At the risk of over-extending the metaphor, fever and incoherence are first cousins. Whether it is the fever of a passionate love affair or malaria, it works against reason. Fever and rationality often are at cross-purposes.
In the United States, the election of Donald Trump produced a fever. The news became feverish. Political debate likewise. And nowhere is our feverish behavior more pronounced than the commentary surrounding the investigation by Special Counsel Robert Mueller.
The President has been poked and probed by every imaginable adversary for over two years. First, the Clinton campaign. Then, after his election, the full array of denouncers kicked in—the news media, social media, and the variety of organizations he offended and offensive he has often been. This swirl of investigation and accusation was followed by House and Senate Committees and then the Special Counsel and his staff.
If there is the proverbial smoking gun of criminality, it should have, by now, been revealed. And if Special Counsel, Robert Mueller, is as good as advertised he has certainly had enough time to put together a case. To-date Paul Manafort, Michael Flynn, and several minor functionaries have been charged and presumably have or will reveal what they know to lessen their penalties. One is left to wonder why Mueller cannot isolate the culpability of the President, announce his findings in that regard, and continue against the minor actors as warranted.
I will not cite the litany of important issues that require minute to minute attention from the White House, but there are a large number. It is time to “fish or cut bait.” As a former Assistant Attorney General in Missouri, I know that a criminal investigation opens up many avenues of inquiry and that it is hard not to prolong an investigation, but we are talking about the President.

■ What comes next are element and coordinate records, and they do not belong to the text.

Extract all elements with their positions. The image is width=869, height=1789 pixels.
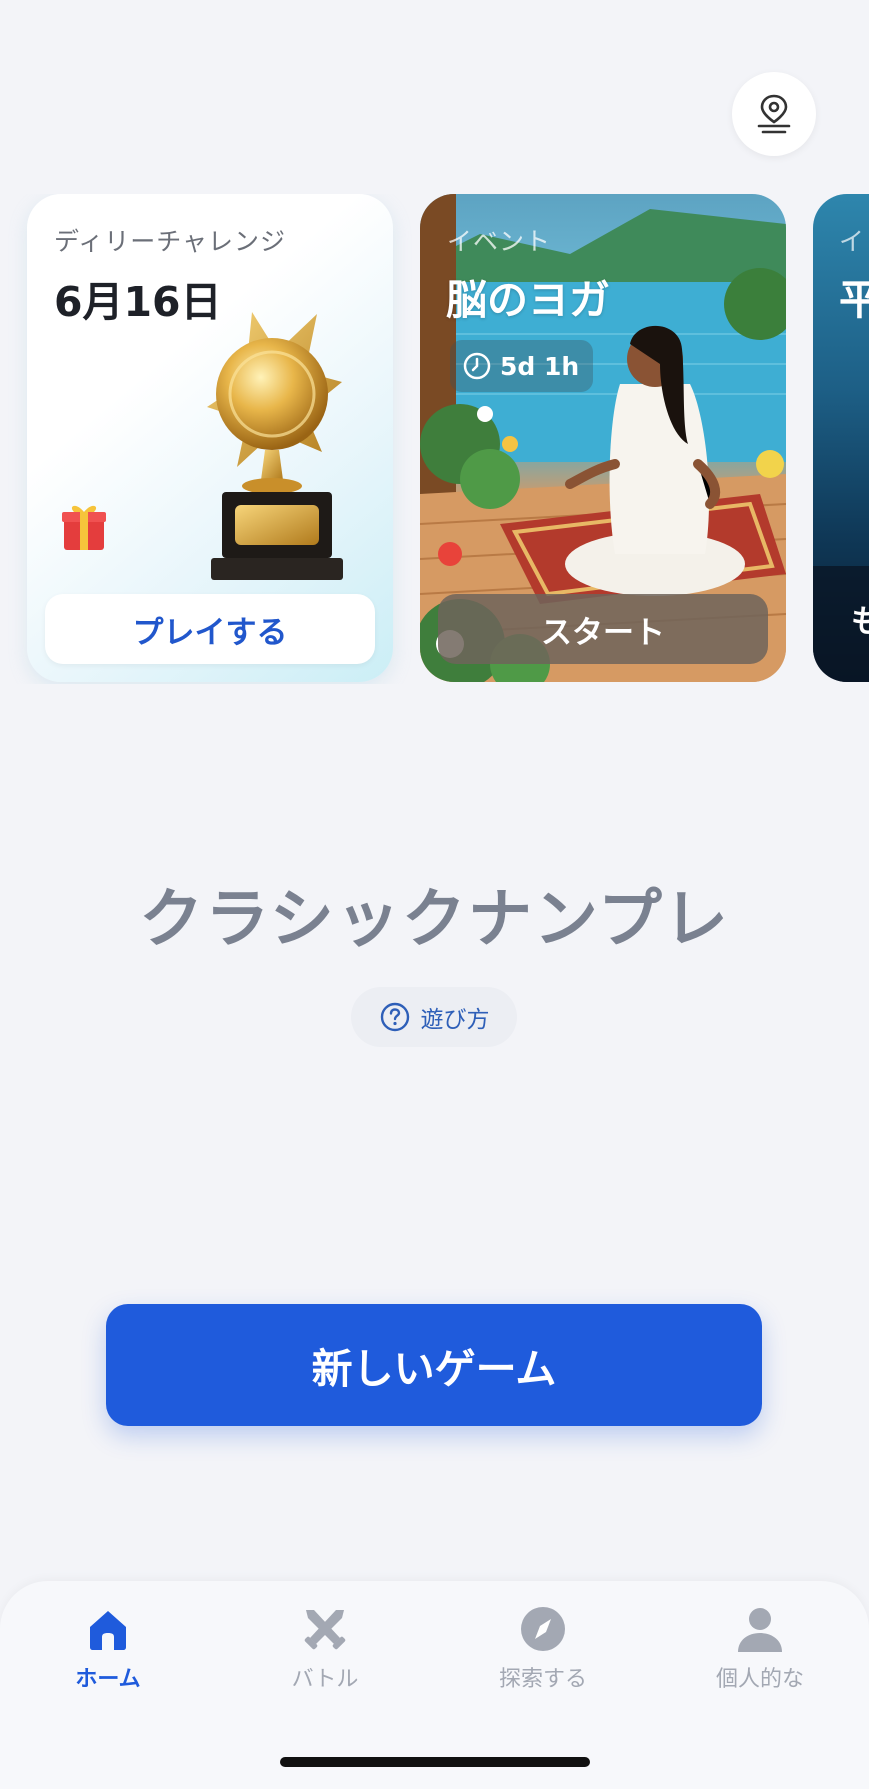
- tab-battle-label: バトル: [291, 1667, 359, 1692]
- event-title: 脳のヨガ: [446, 276, 610, 324]
- tab-battle[interactable]: バトル: [245, 1601, 405, 1693]
- daily-challenge-card[interactable]: ディリーチャレンジ 6月16日 プレイする: [27, 194, 393, 682]
- person-icon: [738, 1608, 782, 1652]
- gift-icon: [62, 505, 106, 550]
- third-card-title: 平: [839, 276, 869, 324]
- third-card-button[interactable]: も: [813, 566, 869, 682]
- clock-icon: [463, 352, 491, 380]
- tab-explore[interactable]: 探索する: [463, 1601, 623, 1693]
- third-card[interactable]: イ 平 も: [813, 194, 869, 682]
- tab-personal-label: 個人的な: [715, 1667, 804, 1692]
- tab-personal[interactable]: 個人的な: [680, 1601, 840, 1693]
- trophy-icon: [207, 312, 343, 580]
- home-indicator: [280, 1757, 590, 1767]
- crossed-swords-icon: [304, 1610, 346, 1650]
- play-button[interactable]: プレイする: [45, 594, 375, 664]
- location-pin-icon: [757, 94, 791, 134]
- how-to-play-button[interactable]: 遊び方: [351, 987, 517, 1047]
- new-game-button[interactable]: 新しいゲーム: [106, 1304, 762, 1426]
- third-card-label: イ: [839, 227, 865, 256]
- compass-icon: [521, 1607, 565, 1651]
- event-card[interactable]: イベント 脳のヨガ 5d 1h スタート: [420, 194, 786, 682]
- tab-home[interactable]: ホーム: [28, 1601, 188, 1693]
- tab-home-label: ホーム: [75, 1667, 141, 1692]
- event-timer-badge: 5d 1h: [450, 340, 594, 392]
- third-card-button-label: も: [851, 604, 869, 640]
- home-icon: [90, 1611, 126, 1650]
- daily-challenge-label: ディリーチャレンジ: [54, 227, 287, 256]
- event-timer-text: 5d 1h: [500, 351, 580, 381]
- event-label: イベント: [447, 227, 552, 256]
- tab-explore-label: 探索する: [498, 1667, 587, 1692]
- how-to-play-label: 遊び方: [420, 1007, 490, 1033]
- location-button[interactable]: [732, 72, 816, 156]
- help-circle-icon: [380, 1002, 409, 1032]
- start-button[interactable]: スタート: [438, 594, 768, 664]
- challenge-carousel[interactable]: ディリーチャレンジ 6月16日 プレイする イベント 脳のヨガ 5d 1h スタ…: [0, 194, 869, 684]
- page-title: クラシックナンプレ: [139, 883, 730, 957]
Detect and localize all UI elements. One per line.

We elect each President knowing that we are not electing an angel. One President in my lifetime, Bill Clinton, was impeached by the House of Representatives. Richard Nixon would have been, but he resigned. Another, Lyndon Johnson, stood aside from the nomination battle when his popularity sunk to the basement. And we have a mid-term election coming up which gives voters a chance, if they choose, to make Trump the lamest of lame ducks.
In the meantime, the work of the Special Counsel that deals with the President should be wrapped up in the next sixty days, a report given to the Congress and, of course, the public, and then if warranted action taken.

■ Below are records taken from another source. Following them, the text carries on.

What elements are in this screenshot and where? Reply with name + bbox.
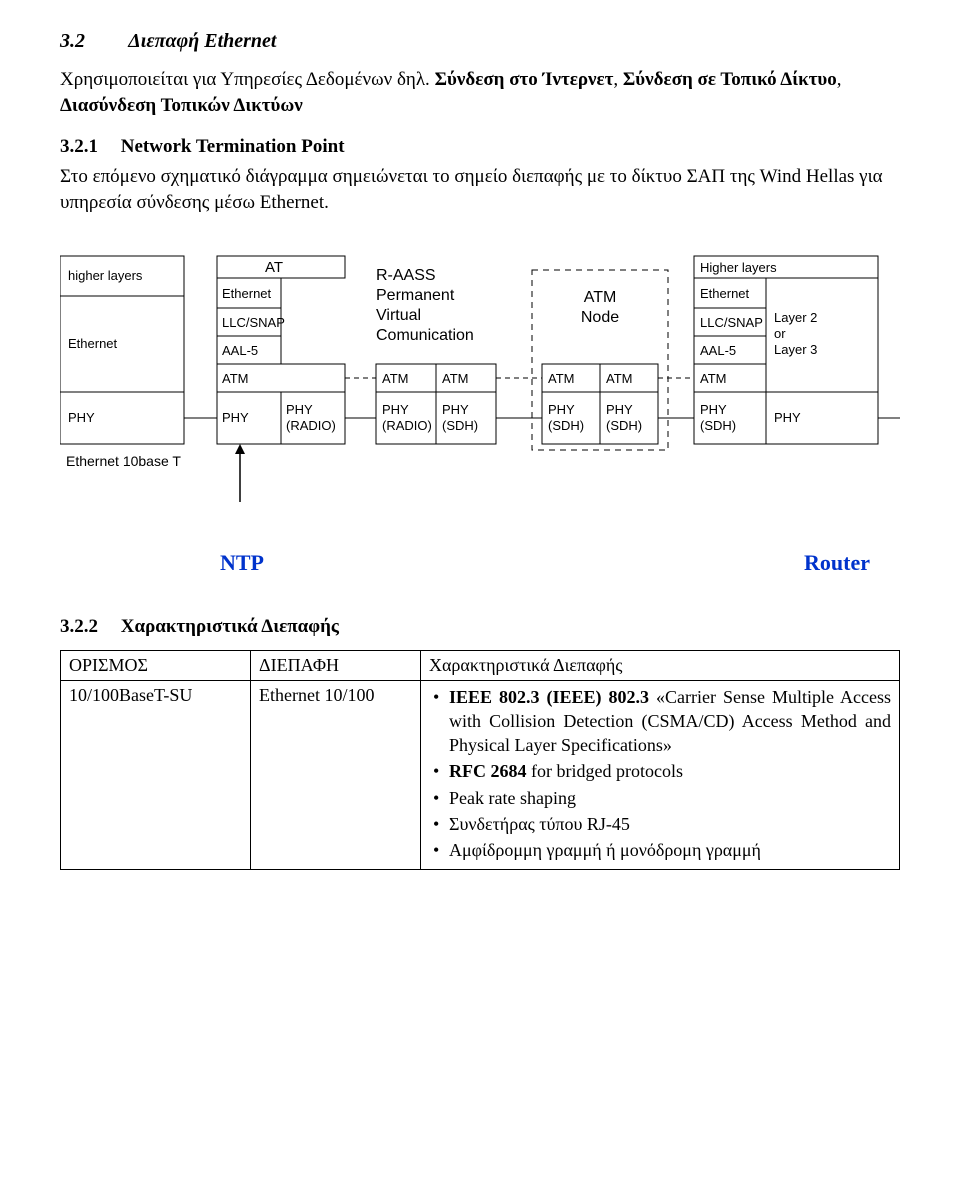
ntp-label: NTP <box>220 550 264 576</box>
diagram-label: LLC/SNAP <box>700 315 763 330</box>
protocol-stack-diagram: higher layers Ethernet PHY Ethernet 10ba… <box>60 252 900 502</box>
table-cell-characteristics: IEEE 802.3 (IEEE) 802.3 «Carrier Sense M… <box>421 680 900 869</box>
table-cell-diepafi: Ethernet 10/100 <box>251 680 421 869</box>
table-cell-orismos: 10/100BaseT-SU <box>61 680 251 869</box>
diagram-caption: Ethernet 10base T <box>66 453 181 469</box>
section-3-2-1-paragraph: Στο επόμενο σχηματικό διάγραμμα σημειώνε… <box>60 164 900 215</box>
diagram-label: LLC/SNAP <box>222 315 285 330</box>
diagram-label: PHY <box>222 410 249 425</box>
router-label: Router <box>804 550 870 576</box>
diagram-label: PHY <box>68 410 95 425</box>
diagram-label: AT <box>265 259 283 276</box>
text-bold: IEEE 802.3 (IEEE) 802.3 <box>449 687 649 707</box>
diagram-label: Higher layers <box>700 260 777 275</box>
characteristics-table: ΟΡΙΣΜΟΣ ΔΙΕΠΑΦΗ Χαρακτηριστικά Διεπαφής … <box>60 650 900 870</box>
diagram-label: (SDH) <box>606 418 642 433</box>
diagram-label: PHY <box>774 410 801 425</box>
diagram-label: ATM <box>382 371 408 386</box>
diagram-label: ATM <box>606 371 632 386</box>
diagram-label: Ethernet <box>68 336 118 351</box>
list-item: Αμφίδρομμη γραμμή ή μονόδρομη γραμμή <box>433 838 891 862</box>
diagram-label: PHY <box>548 402 575 417</box>
section-3-2-number: 3.2 <box>60 30 124 53</box>
table-row: 10/100BaseT-SU Ethernet 10/100 IEEE 802.… <box>61 680 900 869</box>
diagram-label: Layer 2 <box>774 310 817 325</box>
diagram-label: Virtual <box>376 307 421 324</box>
diagram-label: ATM <box>584 289 617 306</box>
diagram-label: PHY <box>606 402 633 417</box>
diagram-label: or <box>774 326 786 341</box>
section-3-2-1-title: Network Termination Point <box>121 136 345 157</box>
diagram-label: (SDH) <box>442 418 478 433</box>
table-header: Χαρακτηριστικά Διεπαφής <box>421 650 900 680</box>
section-3-2-2-title: Χαρακτηριστικά Διεπαφής <box>121 616 339 637</box>
table-header: ΟΡΙΣΜΟΣ <box>61 650 251 680</box>
ntp-router-labels: NTP Router <box>60 550 900 576</box>
diagram-label: Permanent <box>376 287 455 304</box>
diagram-label: Ethernet <box>700 286 750 301</box>
diagram-label: PHY <box>442 402 469 417</box>
text-bold: Σύνδεση σε Τοπικό Δίκτυο <box>623 69 837 90</box>
diagram-label: (SDH) <box>548 418 584 433</box>
diagram-label: (SDH) <box>700 418 736 433</box>
diagram-label: ATM <box>700 371 726 386</box>
diagram-label: AAL-5 <box>700 343 736 358</box>
text-bold: Σύνδεση στο Ίντερνετ <box>435 69 614 90</box>
diagram-label: PHY <box>700 402 727 417</box>
diagram-label: Node <box>581 309 619 326</box>
text-bold: Διασύνδεση Τοπικών Δικτύων <box>60 95 303 116</box>
section-3-2-paragraph: Χρησιμοποιείται για Υπηρεσίες Δεδομένων … <box>60 67 900 118</box>
section-3-2-title: Διεπαφή Ethernet <box>128 30 276 52</box>
diagram-label: PHY <box>382 402 409 417</box>
section-3-2-heading: 3.2 Διεπαφή Ethernet <box>60 30 900 53</box>
characteristics-list: IEEE 802.3 (IEEE) 802.3 «Carrier Sense M… <box>429 685 891 863</box>
section-3-2-2-heading: 3.2.2 Χαρακτηριστικά Διεπαφής <box>60 616 900 638</box>
diagram-label: AAL-5 <box>222 343 258 358</box>
diagram-label: higher layers <box>68 268 143 283</box>
diagram-label: ATM <box>442 371 468 386</box>
section-3-2-1-heading: 3.2.1 Network Termination Point <box>60 136 900 158</box>
text-bold: RFC 2684 <box>449 761 527 781</box>
list-item: Peak rate shaping <box>433 786 891 810</box>
section-3-2-2-number: 3.2.2 <box>60 616 116 638</box>
diagram-label: (RADIO) <box>382 418 432 433</box>
diagram-label: R-AASS <box>376 267 436 284</box>
diagram-label: (RADIO) <box>286 418 336 433</box>
text-segment: Χρησιμοποιείται για Υπηρεσίες Δεδομένων … <box>60 69 435 90</box>
diagram-label: Comunication <box>376 327 474 344</box>
list-item: IEEE 802.3 (IEEE) 802.3 «Carrier Sense M… <box>433 685 891 758</box>
list-item: RFC 2684 for bridged protocols <box>433 759 891 783</box>
diagram-label: PHY <box>286 402 313 417</box>
table-header: ΔΙΕΠΑΦΗ <box>251 650 421 680</box>
diagram-label: Layer 3 <box>774 342 817 357</box>
diagram-label: ATM <box>222 371 248 386</box>
table-header-row: ΟΡΙΣΜΟΣ ΔΙΕΠΑΦΗ Χαρακτηριστικά Διεπαφής <box>61 650 900 680</box>
text-segment: , <box>837 69 842 90</box>
list-item: Συνδετήρας τύπου RJ-45 <box>433 812 891 836</box>
section-3-2-1-number: 3.2.1 <box>60 136 116 158</box>
text-segment: , <box>613 69 623 90</box>
diagram-label: Ethernet <box>222 286 272 301</box>
diagram-label: ATM <box>548 371 574 386</box>
text-segment: for bridged protocols <box>527 761 683 781</box>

In 1974, President Gerald Ford, understanding the potential divisiveness of a criminal trial of Richard Nixon, who had resigned under the dark cloud of Watergate, pardoned him. It probably cost Ford the Presidency, yet historians often point to the pardon as the most farsighted and courageous act of his Presidency. They, on reflection, understood how debilitating it is for the nation to be caught up in the incoherence of a fever.
Al Sikes is the former Chair of the Federal Communications Commission under George H.W. Bush. Al recently published Culture Leads Leaders Follow published by Koehler Books.
James Nick says
Re: “If there is the proverbial smoking gun of criminality, it should have, by now, been revealed… Mueller has certainly had enough time to put together a case [against trump]… One is left to wonder why Mueller cannot isolate the culpability of the President.”

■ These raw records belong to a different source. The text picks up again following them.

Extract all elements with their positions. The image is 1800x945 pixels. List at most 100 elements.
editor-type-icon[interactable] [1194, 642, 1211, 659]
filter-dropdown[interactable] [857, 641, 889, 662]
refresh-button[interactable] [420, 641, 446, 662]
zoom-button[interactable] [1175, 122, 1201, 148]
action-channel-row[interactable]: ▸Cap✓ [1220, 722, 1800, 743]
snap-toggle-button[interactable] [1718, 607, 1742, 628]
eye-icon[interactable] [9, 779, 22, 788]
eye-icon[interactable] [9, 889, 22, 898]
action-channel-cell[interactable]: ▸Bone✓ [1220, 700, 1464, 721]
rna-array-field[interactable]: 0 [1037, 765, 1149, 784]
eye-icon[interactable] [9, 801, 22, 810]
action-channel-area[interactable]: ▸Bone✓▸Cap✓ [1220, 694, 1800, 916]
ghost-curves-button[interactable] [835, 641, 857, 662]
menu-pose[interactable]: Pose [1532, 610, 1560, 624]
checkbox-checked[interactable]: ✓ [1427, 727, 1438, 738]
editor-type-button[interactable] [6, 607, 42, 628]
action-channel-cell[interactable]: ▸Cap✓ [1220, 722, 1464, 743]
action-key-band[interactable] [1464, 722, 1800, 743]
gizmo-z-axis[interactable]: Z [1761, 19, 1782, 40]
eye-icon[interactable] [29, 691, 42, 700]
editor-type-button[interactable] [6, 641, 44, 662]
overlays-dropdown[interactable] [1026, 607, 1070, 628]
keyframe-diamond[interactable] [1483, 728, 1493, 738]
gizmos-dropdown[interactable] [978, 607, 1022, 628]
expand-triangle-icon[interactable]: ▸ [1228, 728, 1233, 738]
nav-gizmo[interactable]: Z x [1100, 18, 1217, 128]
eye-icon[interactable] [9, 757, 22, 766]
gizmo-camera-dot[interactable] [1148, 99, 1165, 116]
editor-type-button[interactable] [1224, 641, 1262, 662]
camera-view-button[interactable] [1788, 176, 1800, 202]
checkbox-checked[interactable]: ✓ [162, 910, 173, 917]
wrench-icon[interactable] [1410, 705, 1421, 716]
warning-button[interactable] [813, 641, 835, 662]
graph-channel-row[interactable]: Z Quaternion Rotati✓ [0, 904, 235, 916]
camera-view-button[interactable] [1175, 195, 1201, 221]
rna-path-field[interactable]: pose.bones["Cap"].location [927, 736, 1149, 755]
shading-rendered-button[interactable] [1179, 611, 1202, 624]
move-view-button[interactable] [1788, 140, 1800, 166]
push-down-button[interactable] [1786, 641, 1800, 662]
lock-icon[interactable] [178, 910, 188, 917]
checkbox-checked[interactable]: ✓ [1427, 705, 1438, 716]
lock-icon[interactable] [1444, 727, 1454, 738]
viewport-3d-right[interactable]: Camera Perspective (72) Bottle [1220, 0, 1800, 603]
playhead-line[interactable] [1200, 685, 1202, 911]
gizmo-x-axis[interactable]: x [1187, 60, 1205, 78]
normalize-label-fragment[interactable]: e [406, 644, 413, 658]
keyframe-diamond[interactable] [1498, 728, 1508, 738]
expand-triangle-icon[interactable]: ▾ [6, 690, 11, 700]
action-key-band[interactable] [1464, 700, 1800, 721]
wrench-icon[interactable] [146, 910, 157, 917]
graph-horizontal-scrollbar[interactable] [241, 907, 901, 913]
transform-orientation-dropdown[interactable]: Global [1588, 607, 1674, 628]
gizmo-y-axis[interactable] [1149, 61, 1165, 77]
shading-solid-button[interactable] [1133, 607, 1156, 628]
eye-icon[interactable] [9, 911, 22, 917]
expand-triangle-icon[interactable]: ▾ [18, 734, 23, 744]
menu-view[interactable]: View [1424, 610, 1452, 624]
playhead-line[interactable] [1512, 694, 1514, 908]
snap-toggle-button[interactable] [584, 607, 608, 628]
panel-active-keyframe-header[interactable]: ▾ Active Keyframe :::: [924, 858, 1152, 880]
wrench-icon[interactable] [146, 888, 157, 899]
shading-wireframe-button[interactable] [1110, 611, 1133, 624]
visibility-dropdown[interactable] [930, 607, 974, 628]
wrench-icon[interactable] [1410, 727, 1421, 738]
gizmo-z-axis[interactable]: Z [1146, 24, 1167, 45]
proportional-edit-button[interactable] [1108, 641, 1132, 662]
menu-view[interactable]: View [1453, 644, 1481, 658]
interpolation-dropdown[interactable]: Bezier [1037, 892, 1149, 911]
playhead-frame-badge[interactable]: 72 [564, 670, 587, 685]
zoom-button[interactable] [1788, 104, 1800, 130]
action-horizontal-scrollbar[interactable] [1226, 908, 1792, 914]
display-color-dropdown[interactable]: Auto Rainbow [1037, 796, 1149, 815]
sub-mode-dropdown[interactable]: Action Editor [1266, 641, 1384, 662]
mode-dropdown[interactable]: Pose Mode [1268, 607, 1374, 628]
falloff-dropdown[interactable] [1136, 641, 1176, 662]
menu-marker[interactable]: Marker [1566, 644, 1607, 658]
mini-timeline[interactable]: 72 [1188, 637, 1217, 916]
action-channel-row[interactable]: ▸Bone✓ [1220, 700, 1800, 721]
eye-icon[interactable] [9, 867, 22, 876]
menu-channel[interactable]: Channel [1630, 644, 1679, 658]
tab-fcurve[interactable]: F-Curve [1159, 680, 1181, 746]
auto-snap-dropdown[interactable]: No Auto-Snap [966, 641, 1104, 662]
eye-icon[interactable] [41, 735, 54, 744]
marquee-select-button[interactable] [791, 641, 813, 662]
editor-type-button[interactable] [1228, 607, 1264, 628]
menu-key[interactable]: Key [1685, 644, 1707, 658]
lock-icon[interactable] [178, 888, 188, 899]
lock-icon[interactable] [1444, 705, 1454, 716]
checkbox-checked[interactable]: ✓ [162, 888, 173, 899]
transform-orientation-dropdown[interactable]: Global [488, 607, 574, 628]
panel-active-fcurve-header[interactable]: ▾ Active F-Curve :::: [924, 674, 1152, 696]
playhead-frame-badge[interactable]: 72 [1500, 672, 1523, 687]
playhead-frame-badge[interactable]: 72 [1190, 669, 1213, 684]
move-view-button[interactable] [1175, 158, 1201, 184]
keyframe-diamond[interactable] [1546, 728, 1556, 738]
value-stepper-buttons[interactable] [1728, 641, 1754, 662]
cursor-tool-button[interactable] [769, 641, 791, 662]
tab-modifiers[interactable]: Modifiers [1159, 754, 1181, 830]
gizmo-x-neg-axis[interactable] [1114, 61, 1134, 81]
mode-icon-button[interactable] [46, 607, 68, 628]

What am I missing missing here???? The smoking gun for an obstruction of justice case against trump is in plain view. In a meeting with Russians in the Oval Office on May 10, 2017, trump said “I just fired the head of the F.B.I. He was crazy, a real nut job.” “I faced great pressure because of Russia. That’s taken off.” The next day, when talking about the process of firing James Comey in an interview with NBC’s Lester Holt, trump explicitly verbalized the link between firing Comey and the Russian investigation. He said on camera “When I decided to just do it, I said to myself, I said, you know, this Russia thing, with Trump and Russia, is a made up story, it’s an excuse for the Democrats to have lost an election that they should have won.” Case closed!
The case for collusion is just a solid. The June 9, 2016 meeting with the Russians in trump tower happened. There’s nothing fake or ambiguous about it despite clumsy initial attempts by the trump campaign to cover it up and ludicrous denials that trump, himself, didn’t know about the meeting despite having helped his son draft a misleading statement about purpose of the meeting and then telegraphing at a campaign rally only hours after the meeting that “We are going to be discussing all of the things that have taken place with the Clintons”. The actual purpose of the meeting? To obtain stolen property the Russians claimed to have received from Wikileaks about Hillary.
And it goes on and on. Someone who built real estate in Manhattan and casinos in Atlantic City and is as untethered from morality as trump is doesn’t do that without having dealt with countless shady characters and exceeding the limits of the law. It’s not much of a stretch to assume trump simply co-opted his unethical and illegal business practices for a campaign that, by many accounts, actually started out as a narcissistic, money-making venture to further burnish the trump brand than a legitimate presidential run.
Why is it taking Mueller so long to put together a case? One reason is that trump keeps flooding the zone. Everyday, more and more threads of the story are emerging in the media. The case is apparently of such byzantine complexity at this point, that running all the leads to ground and validating them must be enormously time consuming.
But more importantly, Mueller is only going to get one shot at this. He better get it right. He is investigating people at the very highest levels of power not only in this country but worldwide. If charges of high crimes and misdemeanors are to be forthcoming such as conspiracy to commit collusion with a foreign adversary, treason, obstruction of justice, money laundering, and who knows what else , the reaction will be nothing short of pyrotechnic given the intense polarization in the country. trump and his surrogates have already launched a sustained attack on the credibility of Mueller and his investigation. He is preparing the battlefield. The objective is to preemptively discredit any findings from the investigation as fake and motivated by politics and partisanship run amok. “Spygate”, “Witch Hunt”, “Deep State”, “illegitimate”, all emotionally charged words repeated over and over again by trump, his surrogates, and trump TV that are designed to inoculate his cult followers to what they know must be coming. We’re all going to get to see if the “I-can-shoot-someone-on-5th-ave-and-not-lose-voters” metaphor actually plays out in real life.